SHAPE-MaP sequencing reads were uniquely mapped to the hg19 human genome or 18S rRNA using Bowtie2 version 2.1.0 (Langmead and Salzberg 2012). A summary of SHAPE-MaP libraries is in Supplemental Table S3. Mapped reads with deletions >3 bases were removed. Due to the ambiguous nature of insertions and deletions, reactivity per base was determined by counting only mismatches using pysamstats (https://github.com/alimanfoo/pysamstats) and was normalized to the total coverage per base. The reactivity of corresponding untreated samples was subtracted from the treated samples. Counts from bases with a reactivity >0.05 in any sample were removed. Reactivity of bases in the histone SL were calculated by combining the counts for each base across 30 individual histone transcripts. The normalized reactivity at which a base was considered modified (shown as dashed lines in Fig. 5B,C) was set at one standard deviation above the median normalized value averaged over wild-type and R749H samples after removing values <0 and >0.05.

qRT–PCR of 3′ extended histone transcripts

qRT–PCR was performed on three replicates of wild-type and R749H total nuclear RNA. Nuclei were isolated in 300 mM sucrose, 10 mM HEPES (pH 7.3), 85 mM KCl, 0.1 mM EDTA, 0.5% NP40, and 0.5 mM DTT. Intact nuclei were washed twice in 10 mM TE, and RNA was isolated using Trizol. Oligo-dT primed cDNA was synthesized with SuperScript IV (Invitrogen) and PCR-amplified using primers (Supplemental Table S2) within 5 kb downstream from histone genes (Fig. 1C). qPCR targets were selected based on evidence of increased readthrough transcription in mRNA-seq reads and the ability to design unique primers against potential targets. Signals were normalized to GAPDH, whose abundance is unaffected in the R749H mutant. The fold change between wild type and R749H was calculated using the Δ/ΔCt method.
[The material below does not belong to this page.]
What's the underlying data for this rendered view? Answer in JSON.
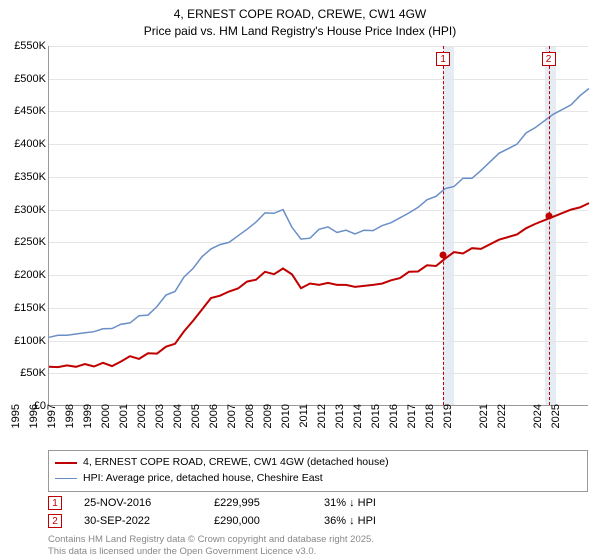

3′ RACE and 3′ RACE qRT–PCR

Total nuclear RNA was used to generate cDNA using SuperScript IV (Invitrogen) with the dT18-XbaKpnBam primer (Supplemental Table S2). 3′ RACE (Fig. 1D) was carried out using two rounds of PCR with nested forward primers and the XbaKpnBam reverse primer (Supplemental Table S2; Berg et al. 2012). qPCR of 3′ RACE (Fig. 1E) was performed using 1 µL of the first PCR reaction (20 cycles) amplified with a nested forward primer and the XbaKpnBam reverse primer. The fold change in signal was calculated using Δ/ΔCt after normalizing to GAPDH. 3′ RACE targets were selected based on evidence of increased usage of a distal poly(A) site in poly(A)seq reads from R749H compared with wild type (N Fong and D Bentley, in prep.) and the ability to design unique primers. Sequences surrounding the targeted poly(A) site are as follows, with the PAS site underlined and the approximate site of cleavage in bold: Hist2H2BE (TTAATAAAGTTACCAATTAATTTAAAGGCTTTGCTGGAT), Hist1H2AG (CTAAATTCATAATAAAGTGAAATGTTCAAGTTCAGTCAAG), Hist1H2BJ (TAATAGCAAATAAATTAACTTTTATGACAGGGAATTGTTG), and Hist3H2A (TCTGATATTAAAAGTATTTATGATCTCTAAGTAGTTTGC).

Immunoblotting

Immunoblots were probed with rabbit anti-SLBP (1:1000; kindly provided by Z. Dominski), rat anti-tubulin, and anti-histone H3. HRP-conjugated goat anti-rabbit antibody (DAKO) was used, and signals were developed with ECL Plus (Roche).

Accession numbers

ChIP-seq and RNA-seq data sets were deposited at GEO under accession number GSE109652.